La seconde partie porte sur un ensemble d’autres institutions qui méritent d’être mieux connues et appréciées. Les lecteurs n’auront aucun mal à souscrire à l’avis des auteurs qui les ont sélectionnées en fonction de critères qu’ils prennent la peine d’expliciter en introduction. D’autres choix auraient été possibles, reconnaissent-ils, mais ils assument ceux qu’ils ont faits. Qui pourrait leur reprocher d’avoir sélectionné la bibliothèque du Centre canadien d’architecture, une institution qui se démarque à l’échelle internationale ? Qui ne sera pas étonné de découvrir la bibliothèque de la danse Vincent-Warren ou le caractère innovateur de la bibliothèque dématérialisée des Classiques des sciences sociales ?
La matière abonde, le lecteur n’aura que l’embarras du choix. Il pourra faire son parcours dans l’ordre qu’il souhaite, au gré de sa curiosité. Les textes décrivent de manière synthétique et selon un même plan repris dans chaque présentation, l’histoire de la naissance des institutions, le rôle des figures éminentes qui les ont bâties, le contenu des collections, les pièces maîtresses qui méritent d’être mieux connues, etc. Rédigés par des experts, artisans et connaisseurs qui transmettent bien l’amour et l’admiration qu’ils portent à ces bibliothèques qu’ils veulent mieux faire connaître, les textes, à quelques exceptions près, évitent le discours strictement promotionnel. Quelques pistes bibliographiques sont mentionnées pour prolonger le plaisir et approfondir l’intérêt.

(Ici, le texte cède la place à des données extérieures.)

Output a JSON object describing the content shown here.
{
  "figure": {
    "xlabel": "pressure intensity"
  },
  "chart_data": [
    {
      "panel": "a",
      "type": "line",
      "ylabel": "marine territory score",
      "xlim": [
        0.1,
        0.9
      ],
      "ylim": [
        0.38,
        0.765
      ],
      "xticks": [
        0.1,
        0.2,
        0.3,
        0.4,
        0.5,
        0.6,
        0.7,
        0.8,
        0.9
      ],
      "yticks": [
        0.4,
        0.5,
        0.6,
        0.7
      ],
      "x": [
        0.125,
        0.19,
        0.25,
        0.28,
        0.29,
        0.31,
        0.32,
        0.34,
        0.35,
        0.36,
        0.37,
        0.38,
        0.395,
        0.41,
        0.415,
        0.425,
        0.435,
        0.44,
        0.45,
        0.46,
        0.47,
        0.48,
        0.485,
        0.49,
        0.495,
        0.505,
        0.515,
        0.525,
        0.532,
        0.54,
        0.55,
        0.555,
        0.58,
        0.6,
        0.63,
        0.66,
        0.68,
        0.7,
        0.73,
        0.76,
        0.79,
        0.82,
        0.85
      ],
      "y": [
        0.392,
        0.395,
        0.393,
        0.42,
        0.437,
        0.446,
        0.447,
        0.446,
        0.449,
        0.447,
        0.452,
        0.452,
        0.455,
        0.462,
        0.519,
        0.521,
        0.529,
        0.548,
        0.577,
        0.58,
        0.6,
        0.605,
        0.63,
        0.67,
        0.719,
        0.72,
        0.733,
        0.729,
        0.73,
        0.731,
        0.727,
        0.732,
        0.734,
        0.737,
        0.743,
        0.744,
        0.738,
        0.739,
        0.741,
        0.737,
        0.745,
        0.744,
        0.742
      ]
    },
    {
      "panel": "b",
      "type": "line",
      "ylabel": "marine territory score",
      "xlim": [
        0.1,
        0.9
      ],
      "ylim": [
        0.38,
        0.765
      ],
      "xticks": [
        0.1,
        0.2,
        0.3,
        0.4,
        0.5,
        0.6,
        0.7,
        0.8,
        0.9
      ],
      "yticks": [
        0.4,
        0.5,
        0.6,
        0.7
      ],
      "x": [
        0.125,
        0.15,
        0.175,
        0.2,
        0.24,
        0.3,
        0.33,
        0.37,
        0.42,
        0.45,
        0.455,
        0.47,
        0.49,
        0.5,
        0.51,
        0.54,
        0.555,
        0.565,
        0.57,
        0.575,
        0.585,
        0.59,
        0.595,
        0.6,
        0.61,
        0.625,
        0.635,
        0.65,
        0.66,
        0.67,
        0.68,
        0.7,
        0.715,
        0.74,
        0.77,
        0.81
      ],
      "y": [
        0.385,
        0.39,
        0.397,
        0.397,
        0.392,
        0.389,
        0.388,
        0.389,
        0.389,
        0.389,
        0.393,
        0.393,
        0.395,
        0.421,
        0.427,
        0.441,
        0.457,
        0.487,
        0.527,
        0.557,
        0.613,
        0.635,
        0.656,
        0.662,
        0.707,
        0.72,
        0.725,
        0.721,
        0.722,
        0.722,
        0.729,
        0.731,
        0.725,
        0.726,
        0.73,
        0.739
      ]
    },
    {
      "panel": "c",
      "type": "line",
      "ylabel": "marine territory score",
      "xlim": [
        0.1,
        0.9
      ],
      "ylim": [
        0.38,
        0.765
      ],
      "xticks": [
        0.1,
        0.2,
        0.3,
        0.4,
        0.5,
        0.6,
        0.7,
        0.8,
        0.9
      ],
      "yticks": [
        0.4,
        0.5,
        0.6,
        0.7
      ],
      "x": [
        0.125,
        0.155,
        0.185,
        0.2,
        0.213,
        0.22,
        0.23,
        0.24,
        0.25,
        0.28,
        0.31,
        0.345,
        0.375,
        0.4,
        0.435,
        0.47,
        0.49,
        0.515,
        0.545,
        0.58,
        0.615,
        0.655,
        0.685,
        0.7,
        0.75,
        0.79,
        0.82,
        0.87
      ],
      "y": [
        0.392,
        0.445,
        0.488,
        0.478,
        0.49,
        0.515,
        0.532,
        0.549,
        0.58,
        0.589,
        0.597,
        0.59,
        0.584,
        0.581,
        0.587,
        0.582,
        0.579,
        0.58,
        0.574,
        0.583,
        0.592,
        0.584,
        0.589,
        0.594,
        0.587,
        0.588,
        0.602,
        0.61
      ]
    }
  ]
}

Certes, on pourra déplorer ici et là quelques lacunes critiques. Tel est le cas, par exemple, du traitement accordé à la naissance de la Grande Bibliothèque et à la polémique qu’elle a suscitée. Un retour plus étoffé sur les événements aurait permis de mieux faire voir et comprendre que la méfiance et le doute n’étaient nullement justifiés puisqu’ils ont été démentis par l’immense succès qui continue de s’affirmer. Il aurait aussi permis de prendre la mesure de ce que le manque de confiance en soi aura coûté à long terme : nulle mention n’est faite du renoncement à réaliser intégralement les plans originaux et en privant le bâtiment du revêtement prévu qui en aurait fait une véritable signature dans le paysage montréalais. On aurait aimé également que soient mieux mis en évidence le lancinant problème du financement des institutions et celui encore plus pressant de la place plus grande qu’elles devraient tenir dans une politique du livre et de la lecture.
Cela dit, tout l’intérêt et la pertinence de cet ouvrage tiennent précisément dans le potentiel qu’il révèle et à l’injonction implicite qu’il nous fait de mieux faire et de faire davantage pour profiter de ce trésor culturel. Cet ouvrage nous apporte une matière exceptionnelle pour imaginer les parcours culturels que sa meilleure mise en valeur offrirait à une politique culturelle dont les échéances viennent à nouveau d’être bousculées par l’actualité politicienne.
Bibliothèques québécoises remarquables fait voir un archipel qui donne le goût et les moyens de naviguer. C’est une invitation qui s’adresse à tous autant que nous sommes. Pareilles institutions suffisent à nous convaincre qu’elles peuvent aussi contribuer à ce que nous pourrions devenir.